Irene, Tasos, and Nicolas, the three Cretans who hid Arthur Ernest Wright from the Nazis

Emma Ebrahim could not believe her eyes when she found the descendants of the brave Cretan family who had hidden her New Zealander grandfather, who fought with the Allied Forces in the Battle of Crete in faraway 1941, from the Nazis.
This is what Emma Ebrahim posted on Facebook on Tuesday:
“UPDATE….OMG we have found them !!!!
It only took 48 hours with all your help!!!!
I am talking to Maro and Lila Kalogeri right now, they are children of the youngest boy Nicolas…he is still alive at 90… we can meet him!!!!

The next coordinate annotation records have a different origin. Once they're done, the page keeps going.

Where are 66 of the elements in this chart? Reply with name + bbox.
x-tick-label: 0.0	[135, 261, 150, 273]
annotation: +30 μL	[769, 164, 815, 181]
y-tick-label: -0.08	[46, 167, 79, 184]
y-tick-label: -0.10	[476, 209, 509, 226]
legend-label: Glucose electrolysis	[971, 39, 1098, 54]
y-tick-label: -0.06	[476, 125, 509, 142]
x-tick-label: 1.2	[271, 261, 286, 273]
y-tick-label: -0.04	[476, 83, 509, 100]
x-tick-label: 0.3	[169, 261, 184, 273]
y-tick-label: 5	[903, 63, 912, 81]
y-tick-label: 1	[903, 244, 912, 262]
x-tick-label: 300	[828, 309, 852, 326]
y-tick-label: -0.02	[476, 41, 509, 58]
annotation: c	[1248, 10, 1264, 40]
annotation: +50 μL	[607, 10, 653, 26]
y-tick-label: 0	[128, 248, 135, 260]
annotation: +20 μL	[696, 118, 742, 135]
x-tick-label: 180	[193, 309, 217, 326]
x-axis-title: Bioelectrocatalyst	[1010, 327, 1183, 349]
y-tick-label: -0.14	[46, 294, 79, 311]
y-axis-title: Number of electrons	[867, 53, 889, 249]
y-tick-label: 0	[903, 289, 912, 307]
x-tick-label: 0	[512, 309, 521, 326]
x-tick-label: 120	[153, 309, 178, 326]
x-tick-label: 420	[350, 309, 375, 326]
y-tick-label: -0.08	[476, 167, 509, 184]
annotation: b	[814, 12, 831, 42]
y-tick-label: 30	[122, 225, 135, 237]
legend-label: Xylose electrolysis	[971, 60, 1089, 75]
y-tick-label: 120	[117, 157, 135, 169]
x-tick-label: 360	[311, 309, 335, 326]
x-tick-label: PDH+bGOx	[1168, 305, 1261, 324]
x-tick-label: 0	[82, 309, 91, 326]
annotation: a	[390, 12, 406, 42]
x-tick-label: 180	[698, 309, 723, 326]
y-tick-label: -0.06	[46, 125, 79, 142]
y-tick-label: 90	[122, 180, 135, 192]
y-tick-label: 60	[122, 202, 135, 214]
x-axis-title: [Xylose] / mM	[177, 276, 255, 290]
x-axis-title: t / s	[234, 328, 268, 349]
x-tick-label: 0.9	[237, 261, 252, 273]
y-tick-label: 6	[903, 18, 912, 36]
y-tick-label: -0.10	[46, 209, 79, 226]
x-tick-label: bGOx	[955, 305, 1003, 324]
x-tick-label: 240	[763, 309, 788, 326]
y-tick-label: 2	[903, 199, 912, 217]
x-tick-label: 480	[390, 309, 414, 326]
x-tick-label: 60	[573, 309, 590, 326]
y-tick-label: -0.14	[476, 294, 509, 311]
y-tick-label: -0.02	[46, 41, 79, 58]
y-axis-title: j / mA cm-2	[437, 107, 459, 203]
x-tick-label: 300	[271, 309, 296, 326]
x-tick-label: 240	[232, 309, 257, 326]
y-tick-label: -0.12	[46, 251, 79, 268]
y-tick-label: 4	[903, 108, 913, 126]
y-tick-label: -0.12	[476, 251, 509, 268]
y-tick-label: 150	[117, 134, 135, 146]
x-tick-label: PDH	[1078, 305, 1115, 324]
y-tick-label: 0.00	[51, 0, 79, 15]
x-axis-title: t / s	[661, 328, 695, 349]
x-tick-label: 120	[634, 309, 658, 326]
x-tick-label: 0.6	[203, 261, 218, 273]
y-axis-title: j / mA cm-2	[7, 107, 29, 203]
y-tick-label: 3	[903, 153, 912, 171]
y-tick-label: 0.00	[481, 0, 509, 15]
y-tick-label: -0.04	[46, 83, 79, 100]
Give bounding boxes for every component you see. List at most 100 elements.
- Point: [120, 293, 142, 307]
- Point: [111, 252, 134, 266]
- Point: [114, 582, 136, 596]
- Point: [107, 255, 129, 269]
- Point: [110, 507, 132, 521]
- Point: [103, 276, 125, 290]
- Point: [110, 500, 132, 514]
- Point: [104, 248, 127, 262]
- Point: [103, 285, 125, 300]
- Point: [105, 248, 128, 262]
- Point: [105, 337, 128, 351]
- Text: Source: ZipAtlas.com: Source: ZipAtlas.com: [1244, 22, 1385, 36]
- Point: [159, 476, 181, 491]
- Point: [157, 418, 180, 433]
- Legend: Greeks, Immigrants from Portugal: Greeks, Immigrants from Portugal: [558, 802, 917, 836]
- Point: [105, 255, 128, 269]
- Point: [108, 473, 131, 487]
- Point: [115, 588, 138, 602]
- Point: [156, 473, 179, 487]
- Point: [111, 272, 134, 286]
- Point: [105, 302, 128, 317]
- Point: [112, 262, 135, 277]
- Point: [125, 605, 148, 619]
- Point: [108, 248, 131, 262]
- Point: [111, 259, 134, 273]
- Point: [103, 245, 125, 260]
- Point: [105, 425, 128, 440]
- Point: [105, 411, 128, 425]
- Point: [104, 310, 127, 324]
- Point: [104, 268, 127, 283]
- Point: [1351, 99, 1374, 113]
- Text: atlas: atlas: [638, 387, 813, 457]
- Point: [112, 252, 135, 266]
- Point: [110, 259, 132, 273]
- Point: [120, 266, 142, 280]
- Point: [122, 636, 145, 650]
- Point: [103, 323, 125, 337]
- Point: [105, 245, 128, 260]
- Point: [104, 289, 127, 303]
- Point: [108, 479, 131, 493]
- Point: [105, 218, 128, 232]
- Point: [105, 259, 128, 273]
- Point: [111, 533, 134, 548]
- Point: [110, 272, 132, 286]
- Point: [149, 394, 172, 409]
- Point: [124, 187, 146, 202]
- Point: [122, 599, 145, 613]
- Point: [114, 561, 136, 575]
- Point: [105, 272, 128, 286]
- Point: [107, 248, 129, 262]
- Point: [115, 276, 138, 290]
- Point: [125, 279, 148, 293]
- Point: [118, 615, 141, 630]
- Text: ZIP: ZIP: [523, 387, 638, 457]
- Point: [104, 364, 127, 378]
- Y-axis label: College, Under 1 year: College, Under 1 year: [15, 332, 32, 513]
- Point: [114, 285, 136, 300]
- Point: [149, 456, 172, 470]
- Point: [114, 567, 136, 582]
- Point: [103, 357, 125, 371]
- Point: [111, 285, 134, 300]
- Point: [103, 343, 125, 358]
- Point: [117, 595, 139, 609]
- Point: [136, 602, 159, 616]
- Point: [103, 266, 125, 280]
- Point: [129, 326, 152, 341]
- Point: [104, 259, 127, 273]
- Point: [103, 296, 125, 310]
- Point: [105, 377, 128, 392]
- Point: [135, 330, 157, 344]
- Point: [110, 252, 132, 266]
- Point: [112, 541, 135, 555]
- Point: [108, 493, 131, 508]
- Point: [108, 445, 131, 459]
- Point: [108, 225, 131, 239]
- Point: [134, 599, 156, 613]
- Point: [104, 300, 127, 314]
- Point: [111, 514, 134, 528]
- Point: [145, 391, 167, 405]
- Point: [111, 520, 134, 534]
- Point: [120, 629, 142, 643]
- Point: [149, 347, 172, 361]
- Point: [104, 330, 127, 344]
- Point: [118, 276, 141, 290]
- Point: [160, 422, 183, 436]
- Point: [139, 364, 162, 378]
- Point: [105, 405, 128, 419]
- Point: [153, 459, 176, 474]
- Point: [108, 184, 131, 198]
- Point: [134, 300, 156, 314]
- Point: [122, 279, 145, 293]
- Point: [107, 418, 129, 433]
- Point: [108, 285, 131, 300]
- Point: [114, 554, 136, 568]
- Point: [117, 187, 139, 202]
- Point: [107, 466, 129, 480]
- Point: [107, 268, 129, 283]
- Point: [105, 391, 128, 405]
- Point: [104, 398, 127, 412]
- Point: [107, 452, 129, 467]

I am shaking with amazement!!!
You guys made this happen!!!
Wow I am truly blessed…”
It was a shot in the dark for the woman from New Zealand to find what happened almost 80 years ago and to trace Crete’s Kalogeri family, the descendants of the people who had hidden her grandfather who was being hunted by the Nazis after the Battle of Crete.
While planning a trip to Crete, Emma Ibrahim posted photos passed down in her family through the generations on Facebook — and the results were astounding.
Arthur Ernest Wright is first in line at the 20th reunion of New Zealand soldiers

In her words, Arthur Ernest Wright “was captured on Crete in 1941 shortly after the New Zealand troops landed; he then spent time in prison camp, he escaped 2 times looking for food and spent weeks hiding in the forest/hills eating grass and worms before this family found him and hid him for months before he was taken back to the camp.”
Nicolas, Tasos, and Irene were the three people who hid Arthur Ernest Wright and made sure he was safe from the Nazis as long as possible. The granddaughters of Nicolas, Lila and Mary Kalogeri, responded to Ibrahim’s search soon after she made her Facebook post.
Ebrahim posted a picture which she says is “a copy of the papers that were dropped all over the island requesting soldiers to surrender or be treated as spy; he did not want his new friends to get in trouble, so he gave himself over to Germans.”
Arthur Ernest Wright passed away two years ago, only three weeks before he turned 100. The picture seen above was framed and had a special place on a wall of his home until the very end of his life.
Nicolas, who is still alive at 90, will meet soon with Emma, and undoubtedly reminisce with her about those days of courage in the face of tyranny and oppression.